Мое сердце раздувается, заполняя собой всю грудную клетку. Мешает функционировать другим органам и невыносимо утяжеляет собственную работу. Впервые сомневаюсь, что понимаю немецкий язык достаточно хорошо. Возможно, я устала и перевираю смысл сказанного?
В любом случае, буду идти вслепую!
— Зачем же мне ее контролировать, если она у меня есть? — обидчиво задираю подбородок.
— Чтобы не сжечь все вокруг.
— Пусть горит!
Челюсти Таира сжимаются плотнее. Ноздри на очередном вдохе жестко раздуваются.
— Прогулка закончена, — оповещает так холодно, кажется, физически мою разгоряченную кожу промораживает.
— Но я еще не хочу домой…
— Сейчас, — делает глубокую паузу, — лучше тебе не испытывать мое терпение.
Плохо соображаю. Мозги, и правда, будто выжарились на солнце. Теряя волю и решительность, разворачиваюсь и добровольно плетусь в направлении нашего дома.
Лишь в спасительной прохладе фойе сознание кое-как на место встает. Хотя, возможно, дело в том, что с притоком знакомых лиц наше относительное уединение прерывается, и напряжение спадает.
Консьерж сообщает Таиру, что нам пришло письмо. Радуюсь, полагая, что весточка из дома. Откуда еще? Неужели ссылка моя закончилась?
— Это от папы? — налетаю, как только оказываемся в квартире.
— Нет.
— Как… — растерянно моргаю. — А от кого? Кому?
— Не тебе.
Мой рот открывается и отказывается захлопываться. Тарский, естественно, никаких пояснений не дает. Уходит в свою спальню и плотно прикрывает дверь.
Чудесно!
Я думала, мы здесь находимся инкогнито. А ему вот письма приходят! Лично ему!

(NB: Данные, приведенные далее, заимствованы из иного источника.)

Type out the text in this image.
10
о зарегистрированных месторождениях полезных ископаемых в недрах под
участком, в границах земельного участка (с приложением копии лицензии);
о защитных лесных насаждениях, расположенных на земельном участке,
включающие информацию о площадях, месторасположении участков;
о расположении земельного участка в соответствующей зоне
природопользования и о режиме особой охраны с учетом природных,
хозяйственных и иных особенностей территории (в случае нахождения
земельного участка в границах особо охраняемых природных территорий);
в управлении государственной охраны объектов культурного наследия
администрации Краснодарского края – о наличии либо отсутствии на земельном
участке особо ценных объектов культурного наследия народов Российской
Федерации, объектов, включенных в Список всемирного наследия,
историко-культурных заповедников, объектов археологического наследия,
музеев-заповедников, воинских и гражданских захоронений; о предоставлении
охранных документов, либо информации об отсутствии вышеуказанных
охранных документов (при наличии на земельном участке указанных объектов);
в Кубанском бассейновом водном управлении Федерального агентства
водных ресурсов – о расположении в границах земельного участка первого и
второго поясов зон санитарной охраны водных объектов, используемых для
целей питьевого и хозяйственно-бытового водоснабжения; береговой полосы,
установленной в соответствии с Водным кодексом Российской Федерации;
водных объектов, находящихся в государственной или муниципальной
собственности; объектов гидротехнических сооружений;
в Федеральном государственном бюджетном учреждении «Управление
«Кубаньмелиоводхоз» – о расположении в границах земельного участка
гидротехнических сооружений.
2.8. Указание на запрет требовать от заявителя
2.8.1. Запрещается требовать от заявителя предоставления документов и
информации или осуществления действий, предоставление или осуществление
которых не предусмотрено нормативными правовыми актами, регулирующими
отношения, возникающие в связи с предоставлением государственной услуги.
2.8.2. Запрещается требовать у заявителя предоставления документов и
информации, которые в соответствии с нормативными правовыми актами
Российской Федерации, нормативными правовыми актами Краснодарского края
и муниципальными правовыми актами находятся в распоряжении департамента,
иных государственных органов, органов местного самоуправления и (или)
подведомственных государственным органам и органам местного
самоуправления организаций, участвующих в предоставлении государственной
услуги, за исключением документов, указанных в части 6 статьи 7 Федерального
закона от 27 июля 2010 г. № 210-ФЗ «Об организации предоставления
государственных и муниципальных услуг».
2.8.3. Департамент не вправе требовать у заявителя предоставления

Что за ерунда, черт возьми? От кого? Зачем? Почему не по телефону? Что такого срочного? И неужели для него какую-то важность несет? Да где же он? Почему не выходит?
Часы движутся словно месяцы. Брожу по гостиной, раздраженно выстукивая пятками. Жду, когда этот равнодушный душегуб покажется из своей комнаты. Медленно и неотвратимо закипаю. Ближе к ночи крышку с котелка окончательно срывает.
Ах, так…
Входную дверь, конечно же, обнаруживаю закрытой. И ключа нигде не видно. Только меня уже такие эмоции разбирают, не удержит ничего. Шмыгнув в спальню, закрываюсь на щеколду. Не особо перебирая одежду, сменяю летний костюм на куда более откровенное платье. Выдергивая шпильки, распускаю волосы. Пару мазков туши, подводка, яркая помада. Все в целом оцениваю и остаюсь довольной.